それに対して小春はあきれたような表情で笑うと安吉の頬をはたいた。
「ほめても何も出ませんよ?」
そう笑うと地図の畿内を指さす。
「一気に大きくなりすぎた、といったところじゃないかしら」
小春の言葉に安吉は「なるほど」とつぶやく。
今の三好家が出している兵は精々紀伊に向けている1万程度。
いまの三好ならもっと出せるはずだ。
だが、出さないということは。
「内部で火がくすぶっている」
「えぇ。
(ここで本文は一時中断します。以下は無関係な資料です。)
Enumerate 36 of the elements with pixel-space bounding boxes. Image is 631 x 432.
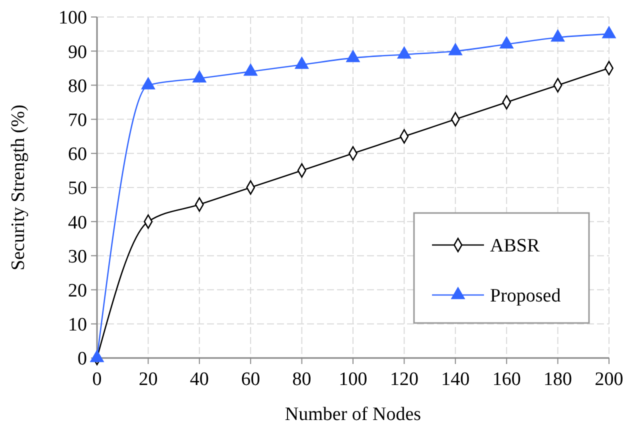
x-tick-label: 40 xyxy=(190,369,209,390)
point xyxy=(243,63,258,76)
x-tick-label: 120 xyxy=(390,369,418,390)
x-tick-label: 200 xyxy=(594,369,624,390)
y-tick-label: 80 xyxy=(68,76,87,97)
y-tick-label: 50 xyxy=(68,178,87,200)
point xyxy=(294,56,310,69)
point xyxy=(192,70,207,83)
x-tick-label: 180 xyxy=(544,369,572,390)
y-tick-label: 60 xyxy=(68,144,87,166)
point xyxy=(550,29,566,42)
x-axis-title: Number of Nodes xyxy=(284,404,422,425)
x-tick-label: 0 xyxy=(92,369,102,390)
y-tick-label: 40 xyxy=(68,212,87,234)
legend-label: Proposed xyxy=(490,286,562,307)
legend-label: ABSR xyxy=(490,236,540,257)
y-tick-label: 20 xyxy=(68,280,87,302)
point xyxy=(396,46,412,59)
point xyxy=(346,50,360,62)
point xyxy=(140,76,156,90)
x-tick-label: 80 xyxy=(292,369,312,390)
y-tick-label: 90 xyxy=(68,42,87,63)
y-tick-label: 70 xyxy=(68,110,87,131)
point xyxy=(499,36,514,48)
x-tick-label: 100 xyxy=(338,369,368,390)
x-tick-label: 160 xyxy=(492,369,521,390)
x-tick-label: 20 xyxy=(138,369,158,390)
y-tick-label: 0 xyxy=(78,348,87,370)
point xyxy=(448,42,463,56)
y-axis-title: Security Strength (%) xyxy=(8,104,29,270)
x-tick-label: 140 xyxy=(441,369,470,390)
point xyxy=(602,26,616,38)
y-tick-label: 10 xyxy=(68,314,87,336)
x-tick-label: 60 xyxy=(241,369,260,390)
y-tick-label: 30 xyxy=(68,246,87,268)
y-tick-label: 100 xyxy=(58,8,87,29)
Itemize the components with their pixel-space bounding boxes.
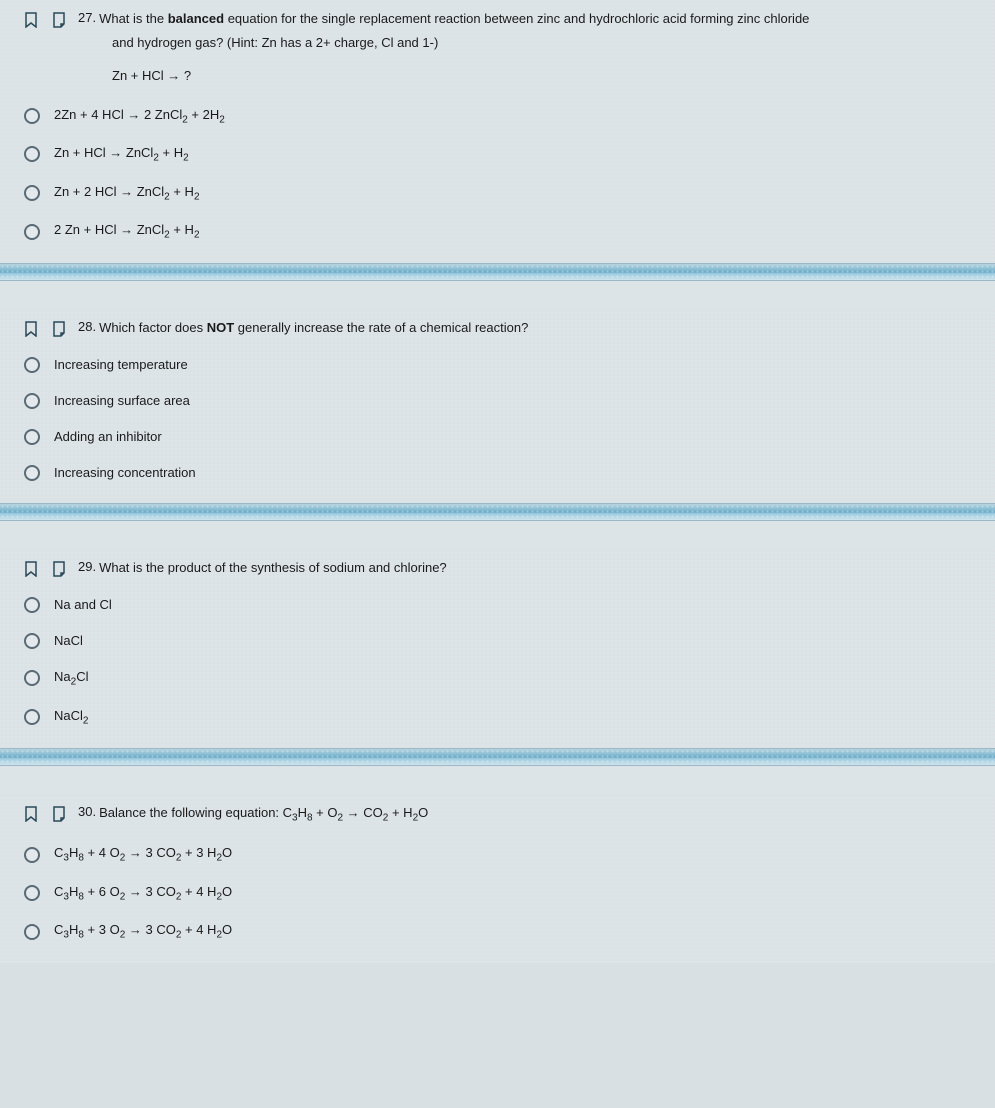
bookmark-icon[interactable] [24, 321, 38, 337]
radio-icon[interactable] [24, 465, 40, 481]
bookmark-icon[interactable] [24, 12, 38, 28]
options-list: Na and Cl NaCl Na2Cl NaCl2 [0, 581, 995, 736]
option-text: Increasing temperature [54, 357, 188, 372]
option[interactable]: C3H8 + 3 O2 → 3 CO2 + 4 H2O [24, 912, 995, 951]
radio-icon[interactable] [24, 885, 40, 901]
radio-icon[interactable] [24, 847, 40, 863]
question-30: 30. Balance the following equation: C3H8… [0, 794, 995, 963]
option[interactable]: 2Zn + 4 HCl → 2 ZnCl2 + 2H2 [24, 97, 995, 136]
option-text: C3H8 + 6 O2 → 3 CO2 + 4 H2O [54, 884, 232, 903]
question-icons [24, 319, 66, 337]
question-text-pre: What is the product of the synthesis of … [99, 560, 447, 575]
question-divider [0, 263, 995, 281]
option[interactable]: Na2Cl [24, 659, 995, 698]
radio-icon[interactable] [24, 633, 40, 649]
radio-icon[interactable] [24, 393, 40, 409]
option[interactable]: Zn + 2 HCl → ZnCl2 + H2 [24, 174, 995, 213]
question-icons [24, 10, 66, 28]
option-text: Zn + HCl → ZnCl2 + H2 [54, 145, 189, 164]
option[interactable]: Increasing surface area [24, 383, 995, 419]
note-icon[interactable] [52, 321, 66, 337]
question-text-bold: NOT [207, 320, 234, 335]
option-text: C3H8 + 4 O2 → 3 CO2 + 3 H2O [54, 845, 232, 864]
radio-icon[interactable] [24, 709, 40, 725]
spacer [0, 281, 995, 309]
radio-icon[interactable] [24, 185, 40, 201]
question-text-pre: What is the [99, 11, 168, 26]
question-text: Which factor does NOT generally increase… [99, 319, 528, 337]
options-list: C3H8 + 4 O2 → 3 CO2 + 3 H2O C3H8 + 6 O2 … [0, 829, 995, 951]
question-28: 28. Which factor does NOT generally incr… [0, 309, 995, 503]
question-text: What is the product of the synthesis of … [99, 559, 447, 577]
question-number: 30. [78, 804, 96, 819]
question-29: 29. What is the product of the synthesis… [0, 549, 995, 748]
radio-icon[interactable] [24, 429, 40, 445]
question-text-pre: Which factor does [99, 320, 207, 335]
question-number: 27. [78, 10, 96, 25]
option[interactable]: 2 Zn + HCl → ZnCl2 + H2 [24, 212, 995, 251]
question-extra: Zn + HCl → ? [0, 68, 995, 83]
radio-icon[interactable] [24, 670, 40, 686]
radio-icon[interactable] [24, 146, 40, 162]
question-27: 27. What is the balanced equation for th… [0, 0, 995, 263]
radio-icon[interactable] [24, 597, 40, 613]
question-text: What is the balanced equation for the si… [99, 10, 809, 28]
bookmark-icon[interactable] [24, 561, 38, 577]
question-text: Balance the following equation: C3H8 + O… [99, 804, 428, 825]
question-header: 30. Balance the following equation: C3H8… [0, 802, 995, 829]
question-divider [0, 503, 995, 521]
question-text-bold: balanced [168, 11, 224, 26]
option-text: Na2Cl [54, 669, 88, 688]
option[interactable]: C3H8 + 6 O2 → 3 CO2 + 4 H2O [24, 874, 995, 913]
question-header: 27. What is the balanced equation for th… [0, 8, 995, 32]
option[interactable]: Na and Cl [24, 587, 995, 623]
radio-icon[interactable] [24, 357, 40, 373]
option[interactable]: Zn + HCl → ZnCl2 + H2 [24, 135, 995, 174]
question-icons [24, 804, 66, 822]
question-header: 28. Which factor does NOT generally incr… [0, 317, 995, 341]
question-divider [0, 748, 995, 766]
option[interactable]: Adding an inhibitor [24, 419, 995, 455]
option-text: Na and Cl [54, 597, 112, 612]
option-text: NaCl2 [54, 708, 88, 727]
option-text: 2Zn + 4 HCl → 2 ZnCl2 + 2H2 [54, 107, 225, 126]
option-text: C3H8 + 3 O2 → 3 CO2 + 4 H2O [54, 922, 232, 941]
options-list: 2Zn + 4 HCl → 2 ZnCl2 + 2H2 Zn + HCl → Z… [0, 91, 995, 251]
question-number: 29. [78, 559, 96, 574]
option-text: Zn + 2 HCl → ZnCl2 + H2 [54, 184, 200, 203]
question-header: 29. What is the product of the synthesis… [0, 557, 995, 581]
question-text-post: equation for the single replacement reac… [224, 11, 809, 26]
option[interactable]: Increasing temperature [24, 347, 995, 383]
option[interactable]: Increasing concentration [24, 455, 995, 491]
options-list: Increasing temperature Increasing surfac… [0, 341, 995, 491]
option-text: Increasing surface area [54, 393, 190, 408]
radio-icon[interactable] [24, 108, 40, 124]
note-icon[interactable] [52, 12, 66, 28]
option-text: Increasing concentration [54, 465, 196, 480]
question-text-post: generally increase the rate of a chemica… [234, 320, 528, 335]
option[interactable]: NaCl [24, 623, 995, 659]
question-hint: and hydrogen gas? (Hint: Zn has a 2+ cha… [0, 34, 995, 52]
question-icons [24, 559, 66, 577]
note-icon[interactable] [52, 561, 66, 577]
spacer [0, 766, 995, 794]
question-number: 28. [78, 319, 96, 334]
option-text: NaCl [54, 633, 83, 648]
radio-icon[interactable] [24, 924, 40, 940]
bookmark-icon[interactable] [24, 806, 38, 822]
note-icon[interactable] [52, 806, 66, 822]
option[interactable]: C3H8 + 4 O2 → 3 CO2 + 3 H2O [24, 835, 995, 874]
radio-icon[interactable] [24, 224, 40, 240]
option[interactable]: NaCl2 [24, 698, 995, 737]
option-text: 2 Zn + HCl → ZnCl2 + H2 [54, 222, 200, 241]
option-text: Adding an inhibitor [54, 429, 162, 444]
spacer [0, 521, 995, 549]
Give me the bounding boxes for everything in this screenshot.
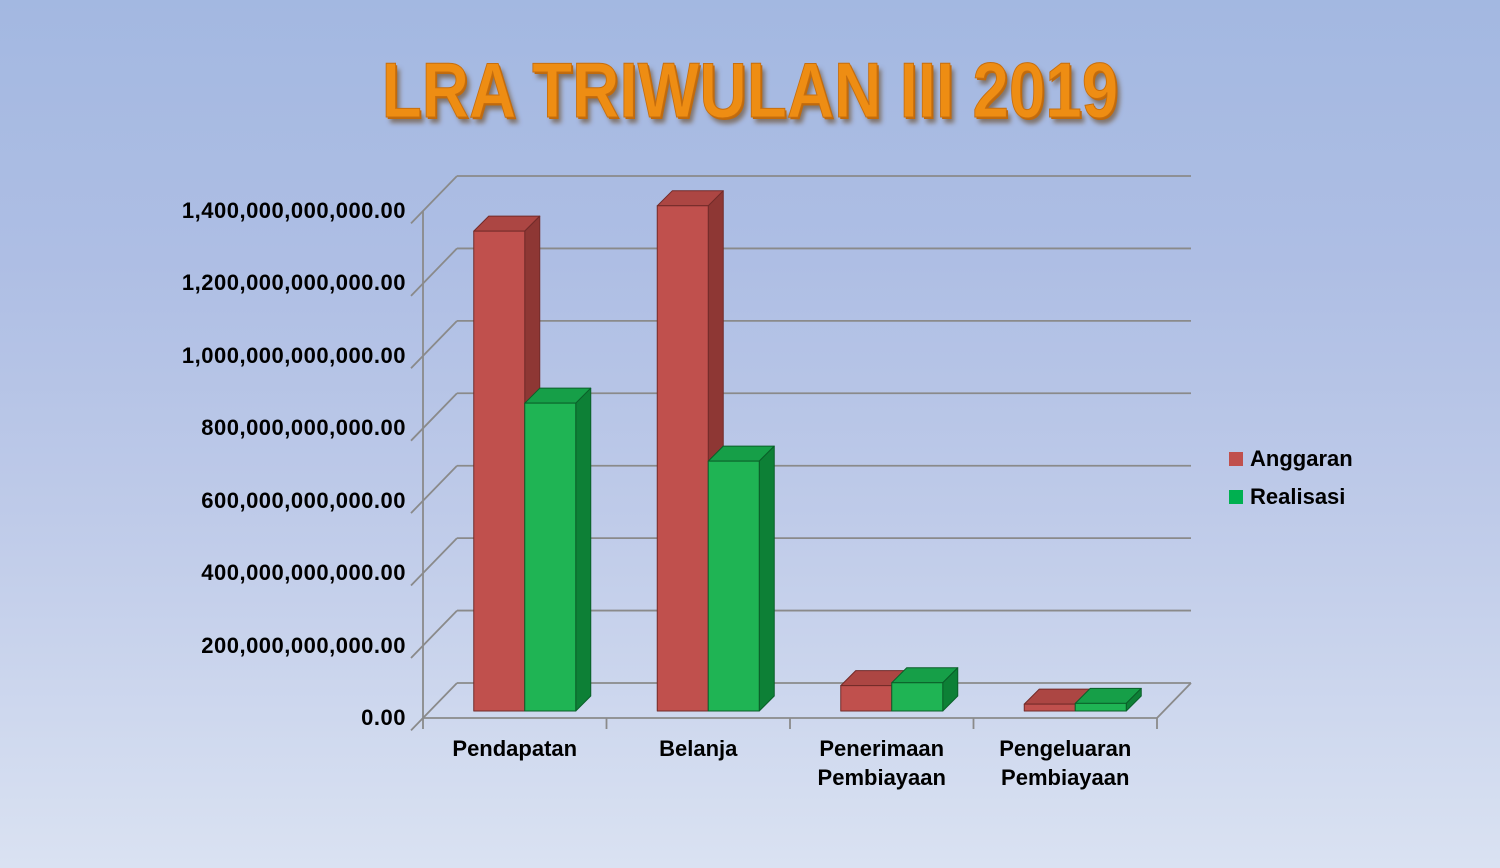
category-label-line: Belanja [659,736,738,761]
y-axis-tick-label: 200,000,000,000.00 [201,632,406,658]
gridline-depth [410,392,458,442]
category-label-penerimaan-pembiayaan: Penerimaan Pembiayaan [762,734,1002,792]
y-axis-tick-label: 1,000,000,000,000.00 [181,342,406,368]
legend-label: Realisasi [1250,484,1346,509]
category-label-belanja: Belanja [578,734,818,763]
axes-group [422,211,1192,729]
realisasi-swatch-icon [1229,490,1243,504]
legend-label: Anggaran [1250,446,1353,471]
gridline-depth [410,320,458,369]
bar-face [1074,702,1127,712]
category-label-line: Pengeluaran [999,736,1132,761]
category-label-line: Pembiayaan [817,765,946,790]
gridline-depth [410,247,458,297]
floor-right-edge [1156,682,1192,719]
bar-face [758,445,775,712]
y-axis-tick-label: 0.00 [361,705,406,730]
category-label-pendapatan: Pendapatan [395,734,635,763]
category-label-line: Pembiayaan [1001,765,1130,790]
bar-face [891,682,944,712]
category-label-pengeluaran-pembiayaan: Pengeluaran Pembiayaan [945,734,1185,792]
bar-anggaran-penerimaan-pembiayaan [840,670,908,712]
y-axis-tick-label: 1,400,000,000,000.00 [181,198,406,223]
bar-realisasi-belanja [707,445,775,712]
category-label-line: Pendapatan [452,736,578,761]
gridline-depth [410,175,458,225]
bar-realisasi-pendapatan [524,387,592,712]
bar-face [575,387,592,712]
bar-face [473,230,526,712]
bar-face [840,685,893,712]
bar-face [1023,703,1076,712]
category-label-line: Penerimaan [819,736,945,761]
chart-title: LRA TRIWULAN III 2019 [381,46,1119,135]
bar-realisasi-pengeluaran-pembiayaan [1074,687,1142,712]
gridline-depth [410,465,458,514]
y-axis-tick-label: 800,000,000,000.00 [201,415,406,441]
gridline-depth [410,682,458,732]
bar-face [656,205,709,712]
gridline-depth [410,537,458,587]
legend-item-realisasi: Realisasi [1229,482,1353,512]
bar-face [707,460,760,712]
bar-face [524,402,577,712]
legend: Anggaran Realisasi [1229,444,1353,512]
y-axis-tick-label: 600,000,000,000.00 [201,487,406,513]
y-axis-tick-label: 1,200,000,000,000.00 [181,270,406,296]
anggaran-swatch-icon [1229,452,1243,466]
bar-realisasi-penerimaan-pembiayaan [891,667,959,712]
gridline-depth [410,609,458,659]
legend-item-anggaran: Anggaran [1229,444,1353,474]
y-axis-tick-label: 400,000,000,000.00 [201,560,406,586]
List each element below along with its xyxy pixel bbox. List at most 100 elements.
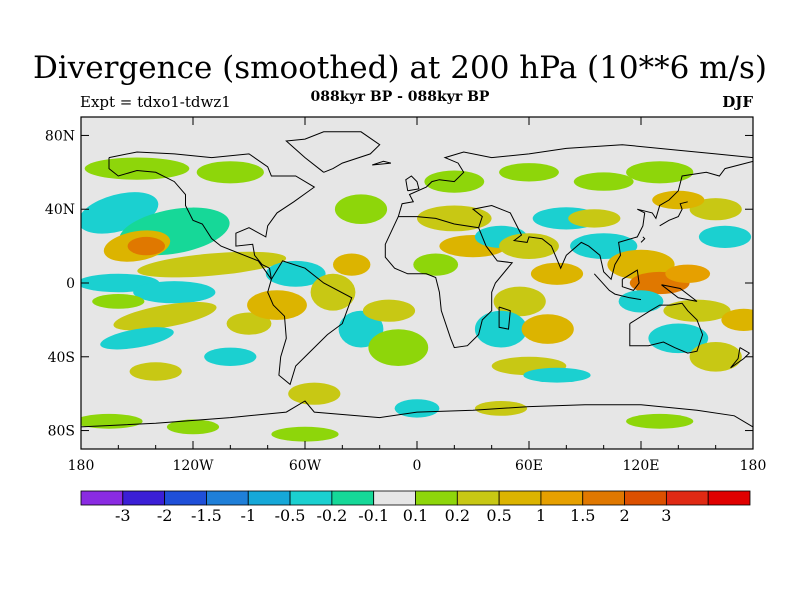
colorbar-label: 1 [535, 506, 547, 525]
field-contour [573, 172, 634, 191]
field-contour [689, 198, 742, 221]
field-contour [133, 281, 216, 304]
field-contour [92, 294, 145, 309]
coastline-segment [372, 160, 392, 166]
coastline-segment [81, 400, 753, 428]
coastline-segment [498, 306, 511, 330]
field-contour [521, 314, 574, 344]
coastline-segment [661, 284, 698, 302]
field-contour [499, 163, 559, 182]
colorbar-swatch [122, 490, 166, 506]
field-contour [127, 236, 165, 256]
lat-tick-label: 80N [45, 128, 75, 144]
field-contour [137, 251, 287, 278]
field-contour [626, 413, 694, 429]
coastline-segment [621, 269, 640, 291]
colorbar-label: -0.5 [274, 506, 306, 525]
colorbar-label: 0.2 [444, 506, 471, 525]
field-contour [394, 399, 440, 418]
lat-tick-label: 40S [48, 350, 75, 366]
field-contour [196, 161, 264, 184]
colorbar-swatch [498, 490, 542, 506]
colorbar-label: 2 [619, 506, 630, 525]
colorbar-swatch [415, 490, 458, 506]
coastline-segment [640, 236, 646, 243]
coastline-segment [285, 131, 381, 173]
field-contour [334, 194, 388, 224]
colorbar-swatch [582, 490, 625, 506]
coastline-segment [593, 273, 642, 301]
field-contour [665, 264, 711, 283]
coastline-segment [267, 260, 353, 386]
field-contour [338, 310, 384, 348]
season-label: DJF [722, 93, 753, 111]
colorbar-swatch [707, 490, 751, 506]
colorbar-swatch [80, 490, 124, 506]
lon-tick-label: 180 [68, 458, 95, 474]
colorbar-swatch [164, 490, 207, 506]
colorbar-label: 3 [661, 506, 672, 525]
field-contour [618, 290, 664, 313]
field-contour [84, 157, 190, 180]
colorbar-swatch [624, 490, 667, 506]
coastline-segment [471, 160, 753, 281]
lat-tick-label: 40N [45, 202, 75, 218]
axis-ticks: 80N 40N 0 40S 80S 180 120W 60W 0 60E 120E 180 [45, 117, 766, 474]
field-contour [474, 310, 528, 348]
coastline-segment [108, 151, 316, 280]
field-contour [204, 347, 257, 366]
field-contour [288, 382, 341, 405]
field-contour [247, 290, 307, 320]
divergence-field [81, 157, 753, 442]
coastline-segment [108, 157, 272, 280]
field-contour [689, 342, 742, 372]
lon-tick-label: 60W [289, 458, 322, 474]
field-contour [226, 312, 272, 335]
field-contour [652, 190, 705, 210]
field-contour [362, 299, 416, 322]
coastline-segment [730, 347, 751, 369]
lat-tick-label: 0 [66, 276, 75, 292]
lon-tick-label: 60E [515, 458, 543, 474]
field-contour [523, 367, 591, 383]
colorbar-label: -1 [240, 506, 257, 525]
colorbar-swatch [665, 490, 709, 506]
field-contour [626, 161, 694, 184]
lon-tick-label: 120W [172, 458, 214, 474]
colorbar-label: -0.1 [358, 506, 390, 525]
field-contour [166, 419, 220, 435]
colorbar-swatch [331, 490, 375, 506]
colorbar-swatch [206, 490, 249, 506]
colorbar-label: 1.5 [570, 506, 596, 525]
coastlines [81, 131, 753, 428]
chart-title: Divergence (smoothed) at 200 hPa (10**6 … [33, 50, 767, 86]
colorbar [80, 490, 751, 506]
experiment-label: Expt = tdxo1-tdwz1 [80, 93, 231, 111]
field-contour [663, 299, 731, 322]
lon-tick-label: 120E [623, 458, 660, 474]
colorbar-label: -0.2 [316, 506, 348, 525]
chart-subtitle: 088kyr BP - 088kyr BP [310, 89, 490, 105]
colorbar-swatch [456, 490, 500, 506]
field-contour [310, 273, 356, 311]
field-contour [100, 327, 174, 350]
field-contour [721, 308, 753, 331]
lat-tick-label: 80S [48, 424, 75, 440]
colorbar-label: -2 [156, 506, 173, 525]
field-contour [493, 286, 546, 317]
coastline-segment [629, 302, 704, 354]
coastline-segment [405, 175, 420, 192]
colorbar-swatch [540, 490, 584, 506]
coastline-segment [397, 144, 753, 217]
colorbar-swatch [247, 490, 291, 506]
field-contour [333, 253, 371, 276]
field-contour [271, 426, 339, 442]
field-contour [129, 362, 182, 381]
colorbar-swatch [289, 490, 333, 506]
lon-tick-label: 0 [413, 458, 422, 474]
field-contour [417, 205, 492, 232]
colorbar-label: -1.5 [191, 506, 222, 525]
field-contour [698, 225, 752, 248]
coastline-segment [659, 201, 688, 227]
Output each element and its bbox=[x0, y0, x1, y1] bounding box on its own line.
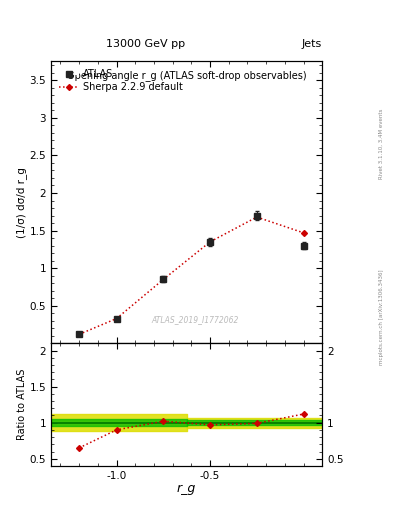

寛容すぎたのかもしれないわね」
小春はそう笑う。
一気に様々な地域を征服し、様々な人間が家中に加わった。
当然、三好家のやり方に合わない者もいるだろうし、反発もあるだろう。
「しばらくは内政のお時間ね」
小春の笑みに安吉はニイッと笑った。
「俺たちの時間だな」
彼の言葉を聞いて小春は満面の笑みを浮かべた。
大三島から現在出ている定期便は3種類ある。
一つが短距離の堺─大三島航路。
ここには海鳴丸と風鳴丸がその任についている。
主な任務は公家衆の安全な護送。
大三島から堺に行く便では金細工や鉄砲などを積んでいくが、帰りでは人だけを積んで帰ってくる。
二つ目が熱田─堺─大三島航路。
織田家へ金を輸送し代わりに東国の名産物を積んで帰ってくる物資輸送の定期便。
これは大三島に住んでいる商人に運航計画を任せ、船舶使用料として利益の一部を大祝家が受け取っている。
最後に宜蘭─大三島航路。
往路では宜蘭へ鉄製品の農具や採掘具を積み、復路では現地で採取された金を持ち帰る。
大祝家の生命線でもあった。
これには新造の1型帆船が多く用いられ、倭寇の襲撃も難なく跳ね返している。
さらには大友家と毛利家が同盟を結んだことにより大祝家と大友家の関係も良好化。
わずかな通行料を支払い、豊後水道を航行している。
「そろそろ、武敏を一度帰してやるか」
「あぁ、それがいいかもしれないな」
小姓たちの稽古を見守りながら安吉と紀忠はそう笑った。
武敏がここにきて、はや1年。
そろそろ故郷が恋しくなってくるころ合いだろう。
「で、どうするんだ」
「どう、っていうのは?」
「宜蘭だけで納めるつもりじゃないだろう?」
紀忠の言葉に安吉は笑みを浮かべた。
現在宜蘭は大三島から経済的な援助を受けつつ急速に発展している。
いまや金山は3つも見つかり、その多くは今もなお採掘が進められている。
「そろそろ周りの部族や倭寇が嗅ぎ付けてくるぞ」
その言葉は正しかった。
最近、宜蘭との定期便への襲撃が増えている。
どこからともなく金を積んでいるという情報を得ているのだろう。
「まぁ、任せろよ」
安吉はそう笑うと空を見つめた。
「武敏のために、国を用意してやるさ」
どうも皆さま。
お久しぶりです。
本日より緩やかに投稿を再開していきます。
文章を1年以上書いていなかったこともあり、正直時間ができても書こうとは思えませんでした。
ですが、時折このサイトにログインすると感想が投稿されておりました。
長く更新していないのに数多くのPVも付いておりました。
本当に、ありがとうございます。
なんとか完結まで続けてまいります。